Frequentò le Scuole reali (istituto tecnico), senza grande passione poiché si sentiva attratto soprattutto dagli studi umanistici. Nel 1854, lasciata la scuola per necessità economiche, ottenne un modesto impiego da uno zio materno, titolare della Casa commerciale Della Vida: il lavoro non corrispondeva alle sue inclinazioni letterarie, ma vi si dedicò con scrupolo, migliorando via via la sua posizione. Intanto studiava il francese, l'inglese e il tedesco, che gli permisero poi di allargare notevolmente la conoscenza di scrittori stranieri, come Dickens e Zola. Agli anni giovanili risalgono anche i primi tentativi letterari: si ricorda un poemetto in ottave, presto interrotto e rimasto inedito: Gli Orazi ed i Curiazi.

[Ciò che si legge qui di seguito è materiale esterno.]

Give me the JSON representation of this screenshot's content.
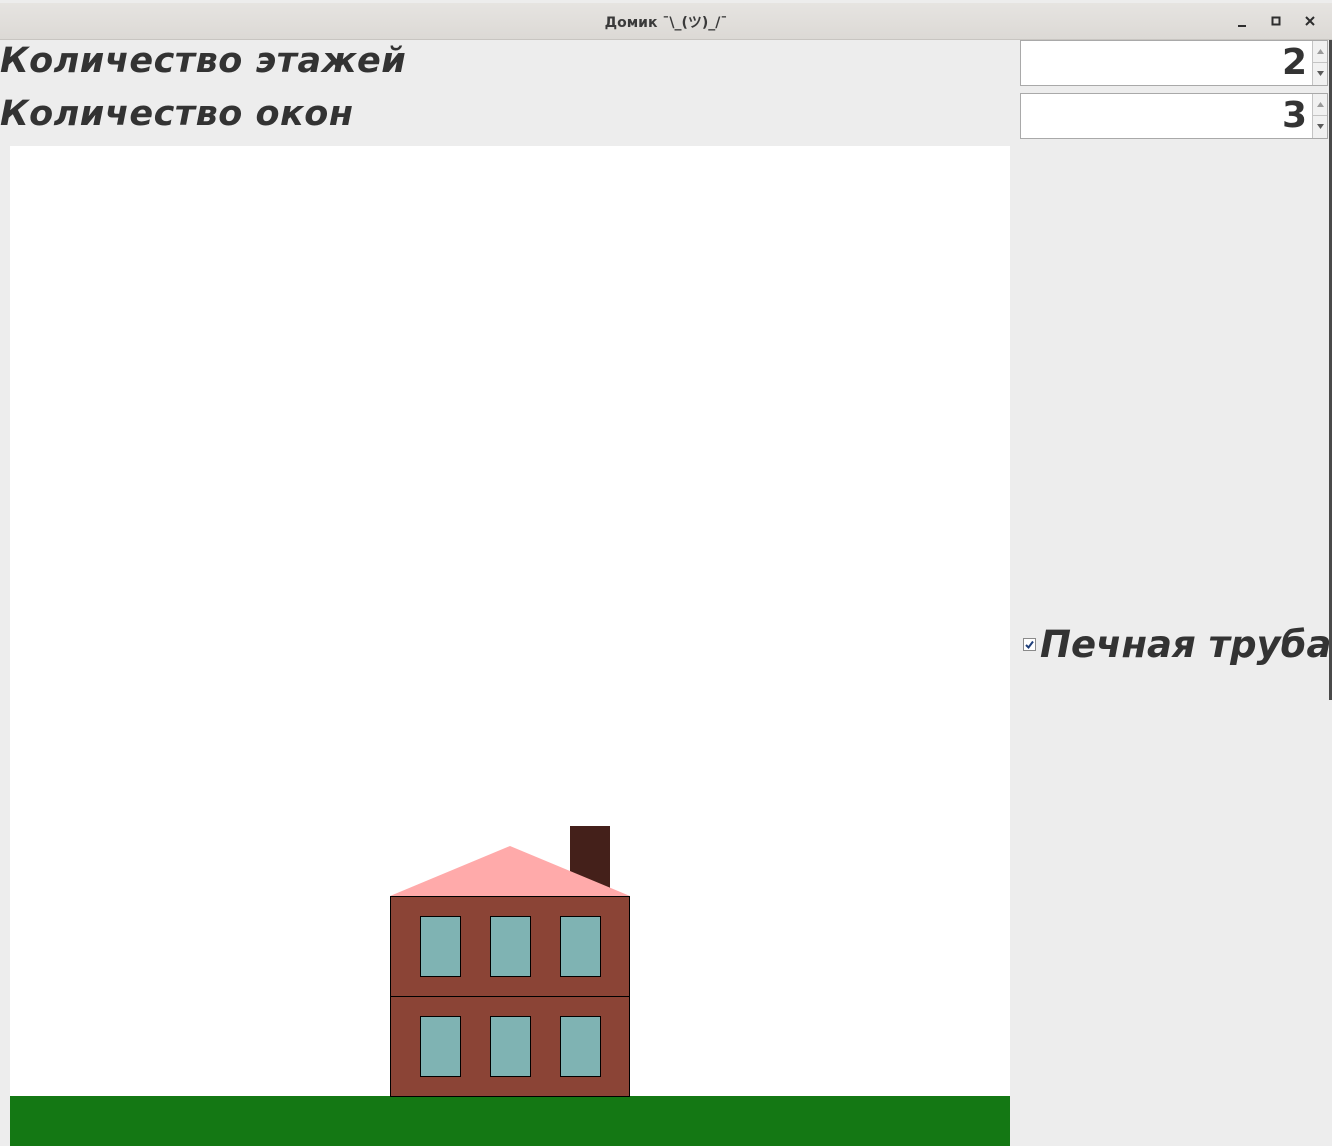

Seguì con favore le lotte che portarono all'unità italiana; più tardi rimpiangerà di non aver potuto abbandonare il lavoro per parteciparvi direttamente. Sposatosi con la cugina Emma Levi, nel 1865 ne ebbe un figlio, Guido, che diventerà un noto matematico; l'altra sua figlia, Bice, coltivò invece la pittura; essendo morta la moglie appena quattro anni dopo il matrimonio, curò personalmente la loro educazione. Alcuni personaggi dei racconti e dei romanzi si ispireranno liberamente a questi ricordi familiari. Quando nel 1869 la Casa commerciale Della Vida fu liquidata (egli ne fu il procuratore), divenne collaboratore e poi direttore del quotidiano veneziano La Stampa, organo dei cosiddetti "azzurri", un gruppo politico della Destra moderata al quale si era avvicinato dopo la liberazione del Veneto. Nel clima di accese polemiche tra conservatori e democratici cui il C. partecipò col suo giornale, fu spinto anche ad un duello, uscendone ferito abbastanza gravemente ad una mano. Nel 1872, cessata la pubblicazione della Stampa, fu chiamato all'insegnamento di istituzioni commerciali presso la Scuola superiore di commercio di Venezia, allora diretta dall'economista F. Ferrara; vi rimase poi come insegnante, e dal 1905 come direttore, fino al 1914, quando si dimise per raggiunti limiti di età. In questo lungo periodo condusse una vita tranquilla, quasi priva di avvenimenti esterni, dedito interamente all'insegnamento, che svolse sempre con scrupolo e dignità, e all'attività letteraria, anchessa coltivata con l'assiduità professionale che la produzione di consumo richiedeva.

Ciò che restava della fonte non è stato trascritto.